En mai dernier, Target Malaria Ouganda a importé pour la première fois un moustique génétiquement modifié sans impulsion génétique que nous appelons « mâle biaisé ». Cette souche a été développée à l’origine à Imperial. Il était donc fascinant de partager notre expérience de l’étude de cette souche dans notre laboratoire d’Entebbe, alors que l’équipe de Londres l’a toujours dans son insectarium.  

Krystal speaking to Imperial Discovery team.
Krystal Birungi s’adressant à des chercheurs d’Impérial au laboratoire Crisanti. Crédit : Target Malaria 

J’encourage les étudiants à profiter de cette période d’apprentissage et de découverte pour rêver au monde qu’ils veulent créer et prendre des mesures pour que cette vision devienne réalité. 

À ce propos, j’ai récemment participé à une campagne fascinante intitulée L’Expérience Zéro paludisme (Zero Malaria Expérience).
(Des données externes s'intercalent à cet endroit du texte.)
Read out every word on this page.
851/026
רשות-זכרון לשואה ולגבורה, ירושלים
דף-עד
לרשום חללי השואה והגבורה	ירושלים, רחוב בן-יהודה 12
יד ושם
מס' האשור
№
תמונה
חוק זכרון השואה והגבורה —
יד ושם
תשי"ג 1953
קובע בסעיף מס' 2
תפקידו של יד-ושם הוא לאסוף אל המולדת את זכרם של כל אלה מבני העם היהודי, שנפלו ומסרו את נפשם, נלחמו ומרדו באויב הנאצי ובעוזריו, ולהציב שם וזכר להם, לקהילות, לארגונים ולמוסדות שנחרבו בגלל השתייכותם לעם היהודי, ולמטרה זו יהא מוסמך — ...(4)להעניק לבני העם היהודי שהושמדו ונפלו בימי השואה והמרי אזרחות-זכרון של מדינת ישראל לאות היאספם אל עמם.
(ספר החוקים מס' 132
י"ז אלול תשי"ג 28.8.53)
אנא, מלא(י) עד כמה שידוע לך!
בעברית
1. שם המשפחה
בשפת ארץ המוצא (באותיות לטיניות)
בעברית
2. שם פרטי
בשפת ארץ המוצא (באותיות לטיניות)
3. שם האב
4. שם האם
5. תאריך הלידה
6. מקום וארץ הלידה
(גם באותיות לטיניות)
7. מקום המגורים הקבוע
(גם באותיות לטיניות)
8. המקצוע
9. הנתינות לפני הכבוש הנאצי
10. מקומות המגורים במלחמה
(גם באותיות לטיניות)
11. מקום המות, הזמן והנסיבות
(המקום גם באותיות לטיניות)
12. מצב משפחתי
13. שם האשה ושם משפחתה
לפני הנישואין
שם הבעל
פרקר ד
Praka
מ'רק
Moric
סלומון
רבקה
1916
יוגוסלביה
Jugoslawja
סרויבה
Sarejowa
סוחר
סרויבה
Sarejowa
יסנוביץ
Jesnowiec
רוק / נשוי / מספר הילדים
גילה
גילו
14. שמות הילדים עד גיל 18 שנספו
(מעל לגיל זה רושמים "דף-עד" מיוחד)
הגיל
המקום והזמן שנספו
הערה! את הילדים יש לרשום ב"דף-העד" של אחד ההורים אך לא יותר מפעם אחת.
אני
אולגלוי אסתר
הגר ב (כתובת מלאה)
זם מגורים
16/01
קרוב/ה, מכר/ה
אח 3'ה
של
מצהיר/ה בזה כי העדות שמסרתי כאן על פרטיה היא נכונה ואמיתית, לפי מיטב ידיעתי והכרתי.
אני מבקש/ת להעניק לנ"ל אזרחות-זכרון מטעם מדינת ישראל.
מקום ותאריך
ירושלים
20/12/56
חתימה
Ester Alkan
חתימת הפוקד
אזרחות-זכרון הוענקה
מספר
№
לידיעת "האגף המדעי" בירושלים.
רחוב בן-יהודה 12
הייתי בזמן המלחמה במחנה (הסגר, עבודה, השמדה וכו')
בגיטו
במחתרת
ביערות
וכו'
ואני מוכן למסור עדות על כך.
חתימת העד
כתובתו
S’appuyant sur des données sur le paludisme fournies par l’équipe de modélisation du professeur Azra Ghani à Imperial, cette campagne a visualisé les progrès réalisés dans la lutte contre le paludisme, en montrant comment les mesures de prévention et les traitements ont permis de sauver des vies. Depuis 2000, les efforts de lutte contre le paludisme ont permis d’éviter 2,2 milliards de cas et 12,7 millions de décès dans le monde. 

Ce fut un privilège de participer à la campagne et de prêter ma voix au film aux côtés de personnalités telles que David Beckham, le Dr Tedros Adhanom Ghebreyesus de l’OMS, le Dr Michael Charles de RBM et d’autres membres inspirants de la communauté de lutte contre le paludisme.